P. I. — Tous les continents sont-ils désormais pourvus en fonds souverains ?
H.-L. V. — Plus aucune zone n’est désormais dépourvue. Chacune d’entre elles est montée en puissance, progressivement et surtout différemment des autres. Le Moyen-Orient avait impulsé le mouvement. Il a ensuite été relayé, à distance, par l’Asie, l’Afrique, l’Europe et enfin le continent américain, dans la région australe pour ce dernier. Mais ces fonds sont pluriels : aucun ne ressemble à son voisin. Chacun a une histoire qui lui est propre. Certains pays disposent de plusieurs fonds souverains, d’autres se contentent d’un seul. Depuis dix ans, l’Afrique est le continent où ils se sont le plus développés. Ils ont profité de perspectives très favorables en matière d’exploitation pétrolière et sont ainsi apparus dans les États les mieux dotés en hydrocarbures.
P. I. — Un bref regard conjoncturel pour terminer : la période actuelle est-elle favorable aux fonds souverains ?

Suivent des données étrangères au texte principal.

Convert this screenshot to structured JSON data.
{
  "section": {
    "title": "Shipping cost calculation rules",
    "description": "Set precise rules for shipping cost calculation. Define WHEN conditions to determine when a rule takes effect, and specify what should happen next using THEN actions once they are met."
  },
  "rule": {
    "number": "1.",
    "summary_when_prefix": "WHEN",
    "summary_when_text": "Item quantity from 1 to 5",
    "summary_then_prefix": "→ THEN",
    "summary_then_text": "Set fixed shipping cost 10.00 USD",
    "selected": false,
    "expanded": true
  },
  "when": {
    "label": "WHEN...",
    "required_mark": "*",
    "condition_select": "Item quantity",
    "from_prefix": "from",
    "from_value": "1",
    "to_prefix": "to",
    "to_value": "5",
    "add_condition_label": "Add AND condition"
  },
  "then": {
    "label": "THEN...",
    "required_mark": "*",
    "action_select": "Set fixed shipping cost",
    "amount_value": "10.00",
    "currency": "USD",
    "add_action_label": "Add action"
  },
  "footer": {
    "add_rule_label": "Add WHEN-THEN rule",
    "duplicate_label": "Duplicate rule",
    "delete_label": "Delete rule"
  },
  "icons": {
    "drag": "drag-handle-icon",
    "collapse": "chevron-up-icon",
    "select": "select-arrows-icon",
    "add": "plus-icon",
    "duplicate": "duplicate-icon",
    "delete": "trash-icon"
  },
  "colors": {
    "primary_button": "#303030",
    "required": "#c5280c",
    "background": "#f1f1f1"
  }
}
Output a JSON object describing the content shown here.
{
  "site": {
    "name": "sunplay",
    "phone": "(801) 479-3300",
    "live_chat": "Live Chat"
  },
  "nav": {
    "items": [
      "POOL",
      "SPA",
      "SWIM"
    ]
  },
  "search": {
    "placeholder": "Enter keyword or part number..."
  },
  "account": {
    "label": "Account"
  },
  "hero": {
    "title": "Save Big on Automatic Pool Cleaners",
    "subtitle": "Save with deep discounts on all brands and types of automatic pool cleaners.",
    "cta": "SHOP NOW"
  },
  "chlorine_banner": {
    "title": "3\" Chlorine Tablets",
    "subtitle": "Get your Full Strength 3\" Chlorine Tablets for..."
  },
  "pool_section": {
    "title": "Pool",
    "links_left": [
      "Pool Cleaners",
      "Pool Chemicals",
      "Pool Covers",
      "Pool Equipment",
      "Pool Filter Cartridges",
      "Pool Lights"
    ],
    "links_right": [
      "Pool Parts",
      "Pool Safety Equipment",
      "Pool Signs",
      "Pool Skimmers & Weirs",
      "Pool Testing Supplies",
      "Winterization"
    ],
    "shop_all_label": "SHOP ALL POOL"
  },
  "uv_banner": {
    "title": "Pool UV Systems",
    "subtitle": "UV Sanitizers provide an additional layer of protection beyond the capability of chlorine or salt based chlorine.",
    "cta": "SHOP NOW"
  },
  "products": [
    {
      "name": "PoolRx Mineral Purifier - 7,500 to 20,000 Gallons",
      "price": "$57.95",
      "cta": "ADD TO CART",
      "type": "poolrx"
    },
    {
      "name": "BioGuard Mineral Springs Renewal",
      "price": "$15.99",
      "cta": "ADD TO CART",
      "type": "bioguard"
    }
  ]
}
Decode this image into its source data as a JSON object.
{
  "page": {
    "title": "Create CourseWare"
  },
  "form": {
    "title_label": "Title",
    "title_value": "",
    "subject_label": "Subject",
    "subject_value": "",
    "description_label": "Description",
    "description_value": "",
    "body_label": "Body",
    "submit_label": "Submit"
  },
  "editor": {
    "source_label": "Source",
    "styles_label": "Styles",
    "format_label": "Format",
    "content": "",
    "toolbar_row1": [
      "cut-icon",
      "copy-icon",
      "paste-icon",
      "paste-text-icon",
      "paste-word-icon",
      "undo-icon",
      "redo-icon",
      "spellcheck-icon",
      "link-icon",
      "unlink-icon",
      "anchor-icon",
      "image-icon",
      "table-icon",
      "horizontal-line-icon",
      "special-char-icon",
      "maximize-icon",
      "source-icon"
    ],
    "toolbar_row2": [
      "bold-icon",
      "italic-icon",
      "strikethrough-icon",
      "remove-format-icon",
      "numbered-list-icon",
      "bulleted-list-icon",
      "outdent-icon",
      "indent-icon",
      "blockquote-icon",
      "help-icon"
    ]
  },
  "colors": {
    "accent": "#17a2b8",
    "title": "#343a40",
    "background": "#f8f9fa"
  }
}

H.-L. V. — Il n’y a jamais de mauvaise période pour les fonds souverains. Elle est simplement bonne ou moins bonne. En période de crise, les fonds sont souvent considérés comme un refuge. Ils compensent une dévalorisation passagère de leurs actifs en prenant des positions intéressantes dans des secteurs stratégiques. A contrario, quand l’heure est à la croissance, leurs actifs s’apprécient dans des proportions considérables. En tout état de cause, ils sont parmi les mieux armés pour faire face aux aléas de la conjoncture. Si les cours du pétrole baissent, ils attendront des jours meilleurs et un rebond du baril qui finira toujours par arriver. Pour 2020, certains fonds prévoient une croissance à deux chiffres de leur portefeuille. Peu d’institutions et peu d’entreprises peuvent en dire autant.